Russian President Vladimir Putin signed a law on Monday (June 7) to formalize Russia’s exit from the Treaty on Open Skies, a pact that allows unarmed surveillance flights over member countries. Last month, Russia’s lower house of parliament unanimously adopted the bill. The Russian parliament’s upper chamber, the Federation Council, followed suit on June 2, also backing the measure unanimously. Of note, the U.S. left the treaty in November last year.
After Washington announced its withdrawal, the Russian Foreign Ministry said in January that the country had started domestic legal procedures for the official pullout from the treaty.
Moscow said on Monday that Washington’s decision to withdraw from the treaty had “significantly upset the balance of interests” among the pact’s members and had compelled Russia to exit. “This caused serious damage to the treaty’s observance and its significance in building confidence and transparency, (causing) a threat to Russia’s national security,” the Kremlin said in a statement.
The decision by the Russian leader comes ahead of a highly anticipated summit between Putin and US President Joe Biden in Geneva on June 16.

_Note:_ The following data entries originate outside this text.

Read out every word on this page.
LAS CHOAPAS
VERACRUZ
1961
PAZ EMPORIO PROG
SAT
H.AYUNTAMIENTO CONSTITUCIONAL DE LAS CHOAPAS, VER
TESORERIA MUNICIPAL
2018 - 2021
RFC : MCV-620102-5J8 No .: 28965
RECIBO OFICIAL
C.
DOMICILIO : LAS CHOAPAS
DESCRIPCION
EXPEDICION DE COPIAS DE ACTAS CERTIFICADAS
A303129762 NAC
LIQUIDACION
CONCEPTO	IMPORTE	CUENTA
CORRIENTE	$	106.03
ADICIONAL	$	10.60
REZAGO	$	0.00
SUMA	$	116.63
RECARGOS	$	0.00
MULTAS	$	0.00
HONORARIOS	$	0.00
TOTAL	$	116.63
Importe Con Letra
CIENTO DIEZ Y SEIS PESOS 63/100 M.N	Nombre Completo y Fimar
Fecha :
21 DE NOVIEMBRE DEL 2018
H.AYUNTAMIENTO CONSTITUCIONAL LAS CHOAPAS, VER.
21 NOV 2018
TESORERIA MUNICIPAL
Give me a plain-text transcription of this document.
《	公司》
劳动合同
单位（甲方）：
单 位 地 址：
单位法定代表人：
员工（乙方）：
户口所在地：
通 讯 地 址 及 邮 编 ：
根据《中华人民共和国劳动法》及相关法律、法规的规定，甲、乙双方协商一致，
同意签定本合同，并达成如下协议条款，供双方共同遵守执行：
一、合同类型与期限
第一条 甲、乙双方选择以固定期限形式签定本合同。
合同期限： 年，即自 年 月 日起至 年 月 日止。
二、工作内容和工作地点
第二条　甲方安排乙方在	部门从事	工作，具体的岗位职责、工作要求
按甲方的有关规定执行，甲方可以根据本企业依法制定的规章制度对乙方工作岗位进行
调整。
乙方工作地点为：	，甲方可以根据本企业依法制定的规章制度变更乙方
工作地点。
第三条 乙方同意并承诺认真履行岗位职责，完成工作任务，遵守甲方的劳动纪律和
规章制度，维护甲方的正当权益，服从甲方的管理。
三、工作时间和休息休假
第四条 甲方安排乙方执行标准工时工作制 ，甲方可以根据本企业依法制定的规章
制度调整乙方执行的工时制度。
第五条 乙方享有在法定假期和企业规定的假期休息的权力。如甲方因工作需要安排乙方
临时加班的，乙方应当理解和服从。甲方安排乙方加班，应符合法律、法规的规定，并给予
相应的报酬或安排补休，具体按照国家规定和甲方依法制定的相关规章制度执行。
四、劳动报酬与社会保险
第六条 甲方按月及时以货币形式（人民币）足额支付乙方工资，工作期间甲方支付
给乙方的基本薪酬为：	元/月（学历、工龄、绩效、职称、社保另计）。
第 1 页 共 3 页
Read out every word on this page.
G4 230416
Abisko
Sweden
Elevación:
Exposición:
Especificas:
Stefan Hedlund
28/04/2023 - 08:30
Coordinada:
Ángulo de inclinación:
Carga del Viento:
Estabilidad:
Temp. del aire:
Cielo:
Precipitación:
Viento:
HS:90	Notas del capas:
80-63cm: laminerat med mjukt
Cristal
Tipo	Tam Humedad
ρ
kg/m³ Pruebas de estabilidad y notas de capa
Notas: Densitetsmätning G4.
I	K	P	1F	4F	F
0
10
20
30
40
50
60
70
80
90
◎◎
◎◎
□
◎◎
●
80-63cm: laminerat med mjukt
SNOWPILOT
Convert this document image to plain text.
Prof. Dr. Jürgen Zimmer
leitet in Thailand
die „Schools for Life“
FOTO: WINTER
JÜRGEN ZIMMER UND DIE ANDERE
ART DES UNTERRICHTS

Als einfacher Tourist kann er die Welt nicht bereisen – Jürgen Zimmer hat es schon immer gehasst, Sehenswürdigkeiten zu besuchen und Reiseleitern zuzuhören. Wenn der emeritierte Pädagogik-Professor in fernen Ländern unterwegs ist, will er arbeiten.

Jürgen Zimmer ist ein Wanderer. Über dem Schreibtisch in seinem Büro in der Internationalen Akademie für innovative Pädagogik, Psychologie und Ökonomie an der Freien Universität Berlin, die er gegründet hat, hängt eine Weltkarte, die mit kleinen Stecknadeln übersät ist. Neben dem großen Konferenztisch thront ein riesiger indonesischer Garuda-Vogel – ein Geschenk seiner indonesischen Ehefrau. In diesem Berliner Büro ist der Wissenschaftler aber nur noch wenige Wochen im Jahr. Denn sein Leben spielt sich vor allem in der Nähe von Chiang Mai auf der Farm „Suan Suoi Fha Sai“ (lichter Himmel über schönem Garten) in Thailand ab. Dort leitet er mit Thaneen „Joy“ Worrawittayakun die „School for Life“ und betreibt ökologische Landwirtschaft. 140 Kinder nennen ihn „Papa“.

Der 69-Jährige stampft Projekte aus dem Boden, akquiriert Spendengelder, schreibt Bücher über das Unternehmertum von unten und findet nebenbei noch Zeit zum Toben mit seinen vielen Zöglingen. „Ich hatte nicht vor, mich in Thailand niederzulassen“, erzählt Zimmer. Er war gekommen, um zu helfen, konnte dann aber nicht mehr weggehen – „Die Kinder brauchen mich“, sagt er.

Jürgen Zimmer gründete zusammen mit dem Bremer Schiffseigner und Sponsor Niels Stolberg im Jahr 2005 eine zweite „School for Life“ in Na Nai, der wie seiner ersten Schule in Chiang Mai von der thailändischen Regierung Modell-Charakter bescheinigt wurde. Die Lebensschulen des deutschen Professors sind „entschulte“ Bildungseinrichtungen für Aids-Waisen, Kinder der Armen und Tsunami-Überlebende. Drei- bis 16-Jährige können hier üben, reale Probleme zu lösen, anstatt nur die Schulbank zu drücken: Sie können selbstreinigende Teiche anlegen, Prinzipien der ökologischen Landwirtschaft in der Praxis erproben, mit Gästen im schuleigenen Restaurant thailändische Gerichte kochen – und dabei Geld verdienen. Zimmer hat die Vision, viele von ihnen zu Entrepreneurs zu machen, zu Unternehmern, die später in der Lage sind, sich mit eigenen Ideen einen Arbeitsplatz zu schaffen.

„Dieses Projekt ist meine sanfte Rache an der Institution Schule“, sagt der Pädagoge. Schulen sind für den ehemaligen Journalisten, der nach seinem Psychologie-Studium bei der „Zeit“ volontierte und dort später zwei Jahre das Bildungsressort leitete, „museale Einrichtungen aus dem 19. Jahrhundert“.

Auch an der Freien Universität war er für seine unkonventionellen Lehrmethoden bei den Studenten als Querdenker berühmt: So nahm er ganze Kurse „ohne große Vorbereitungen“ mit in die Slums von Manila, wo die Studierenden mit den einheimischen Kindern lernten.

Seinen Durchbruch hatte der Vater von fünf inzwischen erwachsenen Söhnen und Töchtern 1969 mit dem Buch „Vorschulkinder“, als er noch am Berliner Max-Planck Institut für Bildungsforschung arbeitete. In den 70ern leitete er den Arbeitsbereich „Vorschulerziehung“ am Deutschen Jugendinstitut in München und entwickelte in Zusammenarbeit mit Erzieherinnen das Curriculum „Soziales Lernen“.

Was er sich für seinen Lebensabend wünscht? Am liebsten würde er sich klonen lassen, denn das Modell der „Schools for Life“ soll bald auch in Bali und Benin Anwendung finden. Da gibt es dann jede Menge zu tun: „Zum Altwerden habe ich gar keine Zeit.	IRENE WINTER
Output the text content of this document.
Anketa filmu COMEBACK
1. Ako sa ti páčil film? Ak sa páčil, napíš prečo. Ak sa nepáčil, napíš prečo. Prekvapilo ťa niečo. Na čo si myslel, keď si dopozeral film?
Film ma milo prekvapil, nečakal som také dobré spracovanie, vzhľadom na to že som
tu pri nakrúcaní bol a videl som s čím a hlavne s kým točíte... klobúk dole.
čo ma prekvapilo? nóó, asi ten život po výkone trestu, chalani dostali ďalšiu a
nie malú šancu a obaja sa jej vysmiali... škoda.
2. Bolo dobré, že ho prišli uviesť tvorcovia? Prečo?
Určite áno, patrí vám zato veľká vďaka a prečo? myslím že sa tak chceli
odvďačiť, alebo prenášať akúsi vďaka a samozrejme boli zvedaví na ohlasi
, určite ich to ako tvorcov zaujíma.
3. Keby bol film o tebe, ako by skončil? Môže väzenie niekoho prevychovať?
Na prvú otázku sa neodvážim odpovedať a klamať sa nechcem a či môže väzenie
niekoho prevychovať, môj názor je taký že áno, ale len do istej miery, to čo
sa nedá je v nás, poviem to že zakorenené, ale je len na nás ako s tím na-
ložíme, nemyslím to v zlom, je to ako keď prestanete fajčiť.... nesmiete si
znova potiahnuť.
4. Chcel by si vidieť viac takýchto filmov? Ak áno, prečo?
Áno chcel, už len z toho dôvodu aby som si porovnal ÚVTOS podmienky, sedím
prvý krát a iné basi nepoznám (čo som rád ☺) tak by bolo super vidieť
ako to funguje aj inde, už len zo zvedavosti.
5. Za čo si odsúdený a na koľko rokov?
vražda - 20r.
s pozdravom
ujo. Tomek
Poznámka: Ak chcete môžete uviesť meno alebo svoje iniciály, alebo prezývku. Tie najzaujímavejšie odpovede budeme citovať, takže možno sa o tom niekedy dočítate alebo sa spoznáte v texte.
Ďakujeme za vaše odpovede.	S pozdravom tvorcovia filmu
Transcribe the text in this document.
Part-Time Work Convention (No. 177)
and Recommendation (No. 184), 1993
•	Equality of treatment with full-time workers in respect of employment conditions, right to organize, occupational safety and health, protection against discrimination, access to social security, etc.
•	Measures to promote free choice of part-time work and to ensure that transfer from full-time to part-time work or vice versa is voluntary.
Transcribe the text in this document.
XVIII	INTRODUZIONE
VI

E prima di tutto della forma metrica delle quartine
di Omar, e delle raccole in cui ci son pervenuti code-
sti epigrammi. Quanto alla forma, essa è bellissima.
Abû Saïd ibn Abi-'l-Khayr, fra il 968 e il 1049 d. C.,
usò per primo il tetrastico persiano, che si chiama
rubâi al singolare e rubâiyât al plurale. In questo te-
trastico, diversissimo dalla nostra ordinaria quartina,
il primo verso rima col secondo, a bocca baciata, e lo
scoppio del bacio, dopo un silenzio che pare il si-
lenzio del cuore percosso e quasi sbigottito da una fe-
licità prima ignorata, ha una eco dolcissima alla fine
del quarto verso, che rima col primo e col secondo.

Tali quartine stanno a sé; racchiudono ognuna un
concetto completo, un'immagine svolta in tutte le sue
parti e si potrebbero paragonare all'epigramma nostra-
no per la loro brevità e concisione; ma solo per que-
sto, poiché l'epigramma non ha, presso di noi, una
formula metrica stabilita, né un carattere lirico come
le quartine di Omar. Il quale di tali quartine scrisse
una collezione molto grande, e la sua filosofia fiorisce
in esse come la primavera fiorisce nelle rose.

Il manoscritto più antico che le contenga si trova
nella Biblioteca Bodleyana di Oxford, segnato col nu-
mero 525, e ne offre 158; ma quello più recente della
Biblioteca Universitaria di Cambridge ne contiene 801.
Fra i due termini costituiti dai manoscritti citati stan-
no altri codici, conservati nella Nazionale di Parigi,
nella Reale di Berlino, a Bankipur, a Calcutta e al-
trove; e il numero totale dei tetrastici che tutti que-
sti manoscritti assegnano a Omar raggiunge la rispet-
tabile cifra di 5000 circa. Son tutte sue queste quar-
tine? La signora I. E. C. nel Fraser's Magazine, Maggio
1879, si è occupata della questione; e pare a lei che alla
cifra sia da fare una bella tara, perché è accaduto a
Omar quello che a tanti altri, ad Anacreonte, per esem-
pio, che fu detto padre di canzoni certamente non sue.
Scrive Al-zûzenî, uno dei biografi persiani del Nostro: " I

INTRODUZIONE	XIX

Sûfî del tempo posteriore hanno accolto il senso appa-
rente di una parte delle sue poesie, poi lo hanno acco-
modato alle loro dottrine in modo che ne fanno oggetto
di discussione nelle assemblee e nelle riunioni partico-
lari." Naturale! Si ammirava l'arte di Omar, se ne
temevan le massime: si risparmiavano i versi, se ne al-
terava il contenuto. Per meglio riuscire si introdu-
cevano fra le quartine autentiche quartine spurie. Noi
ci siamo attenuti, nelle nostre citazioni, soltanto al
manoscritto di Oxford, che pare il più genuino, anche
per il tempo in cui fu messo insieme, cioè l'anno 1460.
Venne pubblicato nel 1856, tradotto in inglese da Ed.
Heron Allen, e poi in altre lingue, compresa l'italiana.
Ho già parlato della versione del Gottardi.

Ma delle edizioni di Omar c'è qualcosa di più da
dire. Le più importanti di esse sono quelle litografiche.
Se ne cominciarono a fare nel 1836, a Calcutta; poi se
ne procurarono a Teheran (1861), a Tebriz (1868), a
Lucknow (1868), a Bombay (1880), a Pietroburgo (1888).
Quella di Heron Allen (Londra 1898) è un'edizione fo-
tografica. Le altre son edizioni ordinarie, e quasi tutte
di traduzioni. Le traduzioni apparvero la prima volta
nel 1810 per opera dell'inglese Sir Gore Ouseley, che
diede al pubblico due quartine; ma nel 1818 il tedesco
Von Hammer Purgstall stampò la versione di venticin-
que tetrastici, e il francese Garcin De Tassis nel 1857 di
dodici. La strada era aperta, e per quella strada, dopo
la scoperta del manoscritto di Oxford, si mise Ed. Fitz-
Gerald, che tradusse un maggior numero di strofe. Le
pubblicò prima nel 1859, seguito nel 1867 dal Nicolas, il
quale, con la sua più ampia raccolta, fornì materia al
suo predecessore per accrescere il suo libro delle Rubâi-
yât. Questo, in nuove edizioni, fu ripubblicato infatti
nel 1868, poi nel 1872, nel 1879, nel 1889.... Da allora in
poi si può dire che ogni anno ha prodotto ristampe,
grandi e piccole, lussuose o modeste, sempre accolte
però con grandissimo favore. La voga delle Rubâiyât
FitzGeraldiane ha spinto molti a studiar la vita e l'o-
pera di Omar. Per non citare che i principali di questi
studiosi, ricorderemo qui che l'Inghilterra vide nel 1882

Biden initially signaled his administration could reverse his predecessor’s move to quit the accord, but then confirmed late last month Washington would not reenter the Open Skies Treaty.
The treaty was first proposed in 1955 by former US President Dwight Eisenhower to de-escalate Cold War tensions.
At the time, Soviet Union Supreme Premier Nikita Khrushchev laughed off the idea as an “espionage plot”. But when the Berlin Wall fell and the Soviet Union dissolved, the idea was revived and pushed forward.
This eventually took the form of a treaty between NATO members and former Warsaw Pact nations that went into effect in 2002 with 35 signatories. More than 1,500 flights have been conducted under the treaty since it took effect. The pact allows members to request copies of images taken during surveillance flights carried out by other members. A country under surveillance is given a 72-hours’ warning ahead of a flight and 24-hours’ notice of the flight path, to which it can suggest modifications.